The species, once common across the New Forest National Park, disappeared due to habitat loss. The insect’s elusive nature – its camouflaged appearance and near-inaudible mating call – makes it particularly difficult to study, while its nymphs spend years underground feeding on plant roots before emerging.
In an effort to restore the species, scientists from the Species Recovery Trust (SRT), supported by Natural England, will travel to Slovenia this June. There, they hope to collect ten cicadas – five males and five females – from a thriving population of the Cicadetta montana subspecies. These insects will be transported to Paultons Park, a zoo and theme park on the edge of the New Forest in Hampshire, where they will be housed in a specially prepared habitat of hazel and hawthorn saplings and purple moor grass.

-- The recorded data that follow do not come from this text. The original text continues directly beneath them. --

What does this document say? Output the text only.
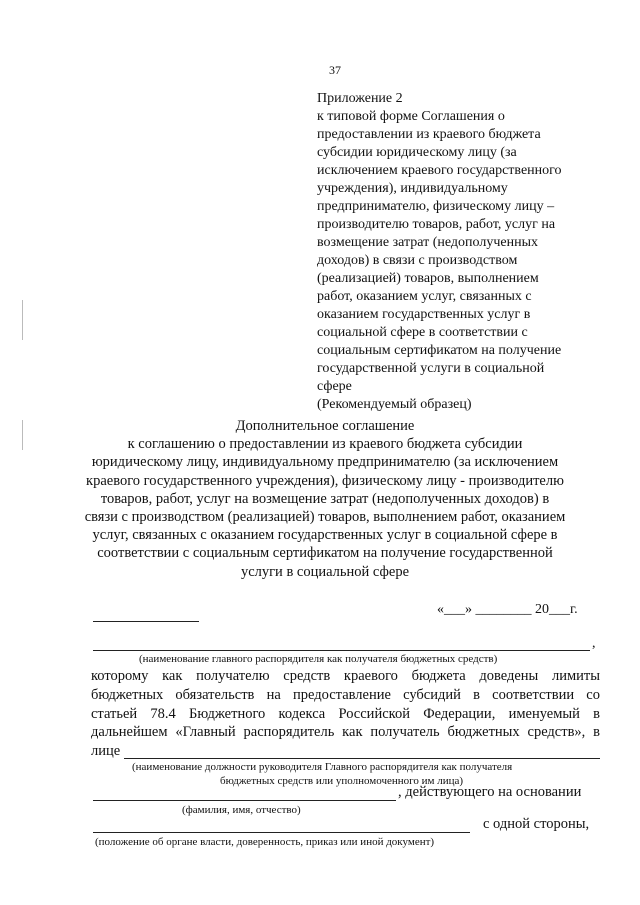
37
Приложение 2
к типовой форме Соглашения о
предоставлении из краевого бюджета
субсидии юридическому лицу (за
исключением краевого государственного
учреждения), индивидуальному
предпринимателю, физическому лицу –
производителю товаров, работ, услуг на
возмещение затрат (недополученных
доходов) в связи с производством
(реализацией) товаров, выполнением
работ, оказанием услуг, связанных с
оказанием государственных услуг в
социальной сфере в соответствии с
социальным сертификатом на получение
государственной услуги в социальной
сфере
(Рекомендуемый образец)
Дополнительное соглашение
к соглашению о предоставлении из краевого бюджета субсидии
юридическому лицу, индивидуальному предпринимателю (за исключением
краевого государственного учреждения), физическому лицу - производителю
товаров, работ, услуг на возмещение затрат (недополученных доходов) в
связи с производством (реализацией) товаров, выполнением работ, оказанием
услуг, связанных с оказанием государственных услуг в социальной сфере в
соответствии с социальным сертификатом на получение государственной
услуги в социальной сфере
«___» ________ 20___г.
,
(наименование главного распорядителя как получателя бюджетных средств)
которому как получателю средств краевого бюджета доведены лимиты
бюджетных обязательств на предоставление субсидий в соответствии со
статьей 78.4 Бюджетного кодекса Российской Федерации, именуемый в
дальнейшем «Главный распорядитель как получатель бюджетных средств», в
лице
(наименование должности руководителя Главного распорядителя как получателя
бюджетных средств или уполномоченного им лица)
, действующего на основании
(фамилия, имя, отчество)
с одной стороны,
(положение об органе власти, доверенность, приказ или иной документ)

If successful, female cicadas will lay hundreds of eggs in the twigs of the saplings. Once hatched in November, the nymphs, smaller than grains of rice, will burrow underground, where they will remain for six to eight years, feeding on the sap from plant roots.
By January, Charlotte Carne, the project lead from the SRT, will plant some of the saplings in secret locations across the New Forest, with others remaining at Paultons Park to establish a captive breeding population as a backup. The long wait begins after that, with results expected by 2030.
“The New Forest cicada has a real intrinsic value as the only cicada species native to the UK. I want my children to be able to walk through the forest in 10 or 20 years and hear them,” said Carne.